The Public Laboratory, a nonprofit that promotes citizen environmental science, also took part in Propeller’s program this year, working on an inexpensive, open source tool to measure water temperature, conductivity, and other data. The organization and interested volunteers are testing the device, dubbed the Riffle, in waterways from Boston to New Orleans to Colombia, says Public Lab outreach manager Stevie Lewis.
Since the tool design is public, anyone is free to tweak it and use it for their own purposes, she says.
"Everybody comes with their own objective and interest, but the idea with open source is that you can take that idea of what the tool is and does and apply it to your interests," says Lewis.
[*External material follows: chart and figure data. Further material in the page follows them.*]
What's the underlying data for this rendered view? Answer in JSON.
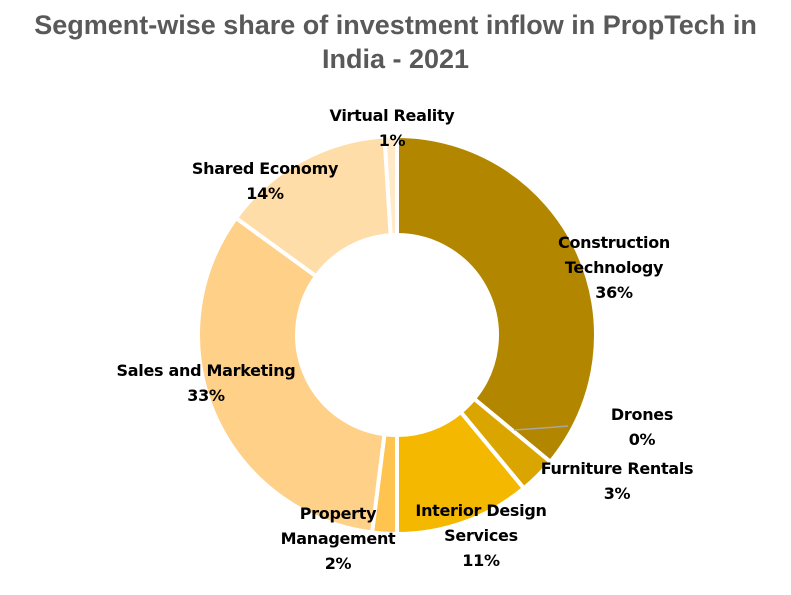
{
  "chart_data": {
    "type": "pie",
    "variant": "donut",
    "title": "Segment-wise share of investment inflow in PropTech in India - 2021",
    "unit": "%",
    "legend": "none",
    "slices": [
      {
        "label": "Construction Technology",
        "value": 36,
        "display": "36%",
        "color": "#B38600"
      },
      {
        "label": "Drones",
        "value": 0,
        "display": "0%",
        "color": "#A07800"
      },
      {
        "label": "Furniture Rentals",
        "value": 3,
        "display": "3%",
        "color": "#DBA500"
      },
      {
        "label": "Interior Design Services",
        "value": 11,
        "display": "11%",
        "color": "#F5B800"
      },
      {
        "label": "Property Management",
        "value": 2,
        "display": "2%",
        "color": "#FFC44F"
      },
      {
        "label": "Sales and Marketing",
        "value": 33,
        "display": "33%",
        "color": "#FFD088"
      },
      {
        "label": "Shared Economy",
        "value": 14,
        "display": "14%",
        "color": "#FFDDA8"
      },
      {
        "label": "Virtual Reality",
        "value": 1,
        "display": "1%",
        "color": "#FFE9C6"
      }
    ]
  }
}
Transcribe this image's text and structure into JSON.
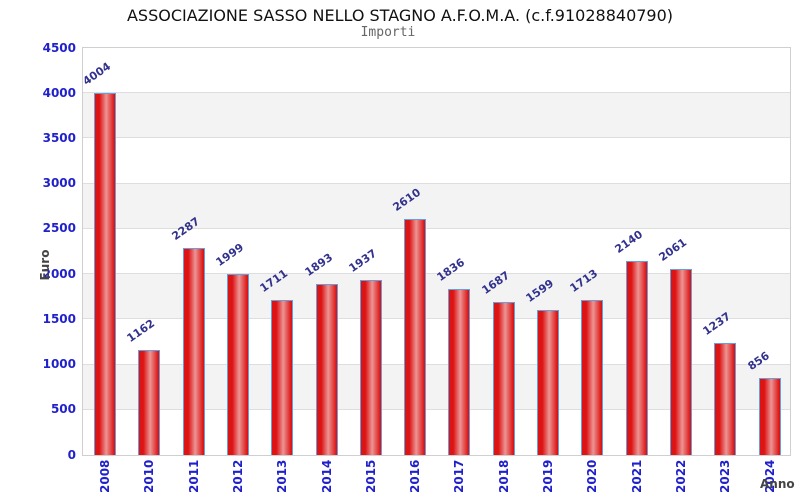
{
  "header": {
    "title": "ASSOCIAZIONE SASSO NELLO STAGNO A.F.O.M.A. (c.f.91028840790)",
    "subtitle": "Importi"
  },
  "chart_data": {
    "type": "bar",
    "title": "ASSOCIAZIONE SASSO NELLO STAGNO A.F.O.M.A. (c.f.91028840790)",
    "subtitle": "Importi",
    "xlabel": "Anno",
    "ylabel": "Euro",
    "categories": [
      "2008",
      "2010",
      "2011",
      "2012",
      "2013",
      "2014",
      "2015",
      "2016",
      "2017",
      "2018",
      "2019",
      "2020",
      "2021",
      "2022",
      "2023",
      "2024"
    ],
    "values": [
      4004,
      1162,
      2287,
      1999,
      1711,
      1893,
      1937,
      2610,
      1836,
      1687,
      1599,
      1713,
      2140,
      2061,
      1237,
      856
    ],
    "ylim": [
      0,
      4500
    ],
    "ytick_step": 500,
    "grid": true,
    "legend": "none",
    "colors": {
      "bar_main": "#dd1414",
      "bar_highlight": "#ec9494",
      "bar_border": "#62a0e0",
      "tick_label": "#2121cc",
      "value_label": "#32328e",
      "band": "#f3f3f3",
      "gridline": "#dedede",
      "plot_border": "#cfcfcf",
      "axis_title": "#444444",
      "title": "#111111",
      "subtitle": "#666666"
    }
  }
}
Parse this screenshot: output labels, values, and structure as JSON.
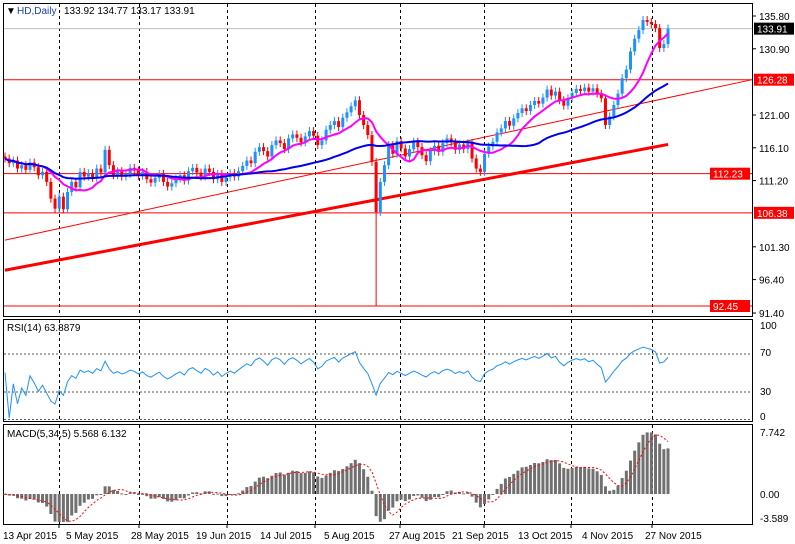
{
  "header": {
    "symbol": "HD,Daily",
    "ohlc": "133.92 134.77 133.17 133.91"
  },
  "colors": {
    "bull": "#1e90ff",
    "bear": "#ff0000",
    "ma_fast": "#ff00ff",
    "ma_mid": "#0000ee",
    "ma_slow": "#ff0000",
    "levels": "#ff0000",
    "rsi": "#1e90ff",
    "macd_hist": "#707070",
    "macd_signal": "#ff0000"
  },
  "price_axis": {
    "ticks": [
      135.8,
      130.9,
      121.0,
      116.1,
      111.2,
      101.3,
      96.4,
      91.4
    ],
    "tick_labels": [
      "135.80",
      "130.90",
      "121.00",
      "116.10",
      "111.20",
      "101.30",
      "96.40",
      "91.40"
    ],
    "current": {
      "value": 133.91,
      "label": "133.91"
    },
    "levels": [
      {
        "value": 126.28,
        "label": "126.28"
      },
      {
        "value": 112.23,
        "label": "112.23"
      },
      {
        "value": 106.38,
        "label": "106.38"
      },
      {
        "value": 92.45,
        "label": "92.45"
      }
    ]
  },
  "trendline": {
    "from": [
      0,
      102.3
    ],
    "to": [
      180,
      126.28
    ]
  },
  "ma_slow": {
    "from": [
      0,
      97.8
    ],
    "to": [
      159,
      116.6
    ]
  },
  "closes": [
    114.5,
    113.8,
    114.2,
    113.0,
    113.5,
    112.8,
    113.9,
    113.2,
    112.0,
    112.5,
    111.0,
    108.5,
    107.0,
    108.8,
    106.9,
    109.5,
    111.0,
    110.2,
    112.5,
    111.8,
    112.3,
    111.6,
    113.0,
    112.4,
    115.8,
    113.5,
    112.0,
    112.6,
    111.8,
    112.2,
    113.1,
    112.7,
    111.9,
    112.5,
    111.4,
    110.9,
    111.6,
    112.2,
    111.0,
    110.3,
    110.8,
    111.5,
    112.0,
    111.2,
    112.6,
    113.1,
    112.4,
    111.8,
    113.0,
    112.5,
    111.4,
    112.2,
    111.0,
    111.7,
    112.3,
    111.8,
    112.6,
    113.4,
    114.2,
    113.8,
    115.5,
    116.2,
    115.6,
    114.8,
    116.5,
    117.2,
    116.8,
    115.9,
    117.5,
    118.1,
    117.6,
    116.9,
    117.8,
    118.6,
    117.9,
    116.5,
    117.2,
    118.8,
    119.5,
    120.1,
    119.2,
    120.6,
    121.4,
    122.3,
    123.2,
    121.0,
    119.5,
    118.0,
    114.0,
    106.5,
    111.0,
    113.5,
    116.5,
    115.2,
    117.1,
    116.0,
    114.8,
    115.9,
    117.0,
    116.2,
    115.0,
    114.1,
    115.6,
    116.4,
    115.5,
    116.8,
    117.5,
    116.9,
    115.8,
    116.6,
    115.9,
    116.8,
    114.5,
    113.0,
    112.5,
    115.2,
    116.3,
    117.0,
    118.4,
    119.0,
    120.1,
    119.4,
    120.5,
    121.3,
    122.0,
    121.6,
    122.5,
    123.1,
    122.7,
    123.6,
    124.8,
    123.9,
    124.5,
    123.2,
    122.4,
    123.5,
    124.3,
    124.9,
    124.6,
    125.1,
    124.5,
    125.0,
    124.2,
    123.5,
    119.5,
    120.8,
    122.5,
    124.2,
    126.5,
    127.8,
    130.5,
    132.4,
    133.7,
    135.2,
    134.9,
    134.6,
    134.0,
    131.0,
    131.6,
    133.91
  ],
  "crash_bar": {
    "index": 89,
    "low": 92.45
  },
  "rsi": {
    "label": "RSI(14) 63.8879",
    "levels": [
      70,
      30
    ],
    "axis_labels": [
      "100",
      "70",
      "30",
      "0"
    ]
  },
  "macd": {
    "label": "MACD(5,34,5) 5.568 6.132",
    "axis_labels": [
      "7.742",
      "0.00",
      "-3.589"
    ]
  },
  "dates": [
    "13 Apr 2015",
    "5 May 2015",
    "28 May 2015",
    "19 Jun 2015",
    "14 Jul 2015",
    "5 Aug 2015",
    "27 Aug 2015",
    "21 Sep 2015",
    "13 Oct 2015",
    "4 Nov 2015",
    "27 Nov 2015"
  ]
}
The group even held a hackathon late last year, exploring ways to make the device more useful for potential local users. That kind of collaboration is precisely the goal of the accelerator program, says Propeller’s Hanusik.
"Our vision is that by bringing together entrepreneurs that are working together in the greater New Orleans region with coastal restoration efforts, it can be this kind of critical mass that’s building a more sustainable region that’s able to live with water," she says.